Che fantastico spettacolo! La mia mente abbandonò il mondo reale per catapultarsi in un medioevo ancora agli albori. Quando le case a stento superavano i due piani e le macchine e il frastuono dei motori non tormentavano la città. Solo lo scalpitio di zoccoli e carrozze poteva essere udito per le strade; e le voci delle persone… i viandanti e i mercanti con le loro bancarelle; e i preti… che, con i loro canti gregoriani, riempivano le immense navate delle chiese. Quanta storia hai visto Notre Dame? Quante guerre e sangue piangesti? E chissà cosa pensasti quando Napoleone s’incoronò re dei Francesi tra le tue mura… Quante storie hai visto raccontarsi? Come quella dei Gargoyles, quelle strane creature che spuntano in alto dalle tue pareti esterne. E perché non ricordare Quasimodo, comunemente detto il gobbo di Notre Dame, che Victor Hugo descrisse nel suo celeberrimo romanzo.
Notre Dame de Paris.

Entrammo. Il grande Rosone nero, che dominava la facciata esterna, all’interno si dipingeva di colori. Le sue vetrate raccontavano le più comuni storie Bibliche. Sembrava un immenso diamante dalle sfaccettature colorate. Ero incantato nel vedere una così grande e minuziosa opera d’arte. Mi girai e i miei occhi spaziarono nell’immensa navata centrale. Guardai in alto e notai le croci che formavano gli archi a sesto acuto che sorreggevano il soffitto. Ed anche vedendo e toccando quelle mura non riuscii a spiegarmi come delle persone con semplici utensili e nessuna gru, avessero potuto costruire una volta così alta, sorretta solo da massicce colonne e archi rampanti… che, per di più, ha resistito per quasi un millennio, mentre al giorno d’oggi i palazzi con più di 100 anni son da demolire.
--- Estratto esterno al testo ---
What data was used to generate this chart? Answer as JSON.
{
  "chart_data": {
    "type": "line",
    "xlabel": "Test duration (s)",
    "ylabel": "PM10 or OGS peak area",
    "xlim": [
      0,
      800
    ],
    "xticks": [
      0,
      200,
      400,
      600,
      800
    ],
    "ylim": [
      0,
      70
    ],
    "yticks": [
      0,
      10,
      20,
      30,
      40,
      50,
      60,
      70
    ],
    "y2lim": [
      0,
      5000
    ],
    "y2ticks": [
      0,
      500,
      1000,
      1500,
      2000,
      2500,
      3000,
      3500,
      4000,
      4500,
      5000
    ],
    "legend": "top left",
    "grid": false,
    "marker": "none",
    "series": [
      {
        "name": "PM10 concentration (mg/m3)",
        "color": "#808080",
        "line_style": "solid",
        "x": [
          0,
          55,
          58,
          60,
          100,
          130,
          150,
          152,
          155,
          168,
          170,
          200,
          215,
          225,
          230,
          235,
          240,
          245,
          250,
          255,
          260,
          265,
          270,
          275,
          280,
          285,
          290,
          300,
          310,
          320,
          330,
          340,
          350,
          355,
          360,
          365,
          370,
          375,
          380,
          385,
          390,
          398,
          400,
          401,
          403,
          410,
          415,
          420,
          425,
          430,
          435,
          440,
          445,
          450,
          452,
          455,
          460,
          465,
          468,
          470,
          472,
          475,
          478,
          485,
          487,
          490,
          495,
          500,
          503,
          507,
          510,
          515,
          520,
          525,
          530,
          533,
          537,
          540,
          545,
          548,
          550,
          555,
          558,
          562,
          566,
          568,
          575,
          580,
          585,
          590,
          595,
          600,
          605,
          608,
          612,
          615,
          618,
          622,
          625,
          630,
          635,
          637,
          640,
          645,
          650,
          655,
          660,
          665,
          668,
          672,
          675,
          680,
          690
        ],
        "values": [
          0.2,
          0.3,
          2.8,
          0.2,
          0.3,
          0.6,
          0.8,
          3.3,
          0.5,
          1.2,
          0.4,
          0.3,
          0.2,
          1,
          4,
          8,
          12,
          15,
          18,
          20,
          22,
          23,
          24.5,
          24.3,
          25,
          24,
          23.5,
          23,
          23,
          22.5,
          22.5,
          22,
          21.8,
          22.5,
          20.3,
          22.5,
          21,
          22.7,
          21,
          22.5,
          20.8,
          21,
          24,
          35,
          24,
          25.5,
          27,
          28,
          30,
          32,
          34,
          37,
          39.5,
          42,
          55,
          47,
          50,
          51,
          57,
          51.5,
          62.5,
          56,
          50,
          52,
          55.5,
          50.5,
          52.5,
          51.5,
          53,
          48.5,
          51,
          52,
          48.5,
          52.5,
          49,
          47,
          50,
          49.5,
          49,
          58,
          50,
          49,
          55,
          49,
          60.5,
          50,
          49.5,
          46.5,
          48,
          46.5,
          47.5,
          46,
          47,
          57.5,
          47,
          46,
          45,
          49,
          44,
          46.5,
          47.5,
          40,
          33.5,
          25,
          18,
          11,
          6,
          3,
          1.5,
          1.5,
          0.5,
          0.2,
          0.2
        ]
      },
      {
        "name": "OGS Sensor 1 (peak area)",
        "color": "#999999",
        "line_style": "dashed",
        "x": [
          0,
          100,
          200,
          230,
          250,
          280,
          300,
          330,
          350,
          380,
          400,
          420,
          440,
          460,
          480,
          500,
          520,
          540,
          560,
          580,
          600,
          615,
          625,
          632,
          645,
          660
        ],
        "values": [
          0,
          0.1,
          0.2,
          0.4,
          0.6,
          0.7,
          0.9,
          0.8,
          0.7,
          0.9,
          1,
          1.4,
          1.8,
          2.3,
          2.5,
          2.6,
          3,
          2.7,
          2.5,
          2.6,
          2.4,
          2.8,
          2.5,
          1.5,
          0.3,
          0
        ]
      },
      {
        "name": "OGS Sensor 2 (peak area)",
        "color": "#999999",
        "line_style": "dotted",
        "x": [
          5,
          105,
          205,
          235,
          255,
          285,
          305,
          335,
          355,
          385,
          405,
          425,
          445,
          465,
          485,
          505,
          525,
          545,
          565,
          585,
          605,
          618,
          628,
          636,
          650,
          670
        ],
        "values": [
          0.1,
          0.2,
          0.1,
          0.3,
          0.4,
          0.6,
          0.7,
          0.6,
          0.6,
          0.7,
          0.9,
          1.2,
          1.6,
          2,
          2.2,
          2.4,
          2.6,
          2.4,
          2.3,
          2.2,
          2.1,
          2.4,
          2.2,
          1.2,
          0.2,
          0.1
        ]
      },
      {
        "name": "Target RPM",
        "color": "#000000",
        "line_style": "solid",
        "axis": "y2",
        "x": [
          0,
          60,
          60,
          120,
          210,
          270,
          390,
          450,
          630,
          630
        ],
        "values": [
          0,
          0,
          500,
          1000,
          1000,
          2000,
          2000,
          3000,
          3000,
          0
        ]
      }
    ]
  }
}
Percorremmo la navata laterale. Eravamo nella penombra di candele e qualche faretto. Camminando tenevo d’occhio il centro della chiesa, e la mia mente, come al solito, viaggiò nella fantasia. M’immaginai di essere tra gli spettatori che assistevano all’incoronazione di Napoleone come nel dipinto di David. Vedevo la scintillante corona tra le mani del futuro re; il papa, seduto dietro, che osservava la scena con un po’ di rancore. L’immenso mantello rosso… la corona d’alloro… e la moglie Giuseppina inginocchiata. Stemmi ovunque e tantissime persone. Candele… tante candele… e alla fine, un immenso applauso…
Che magica scena… avrei desiderato viverla in prima persona. Avrei rinunciato a tecnologia e mondo moderno per vivere in quel tempo; e magari essere uno dei generali di Napoleone per avere un posto nella storia. E invece la mia storia è ben diversa… è una storia da spettatore che si diletta a descriverne qualche pagina quando ha tempo. Ma il tempo sembra non bastare mai…

Biiiip
Il cellulare di Antonio squillò. Era un messaggio.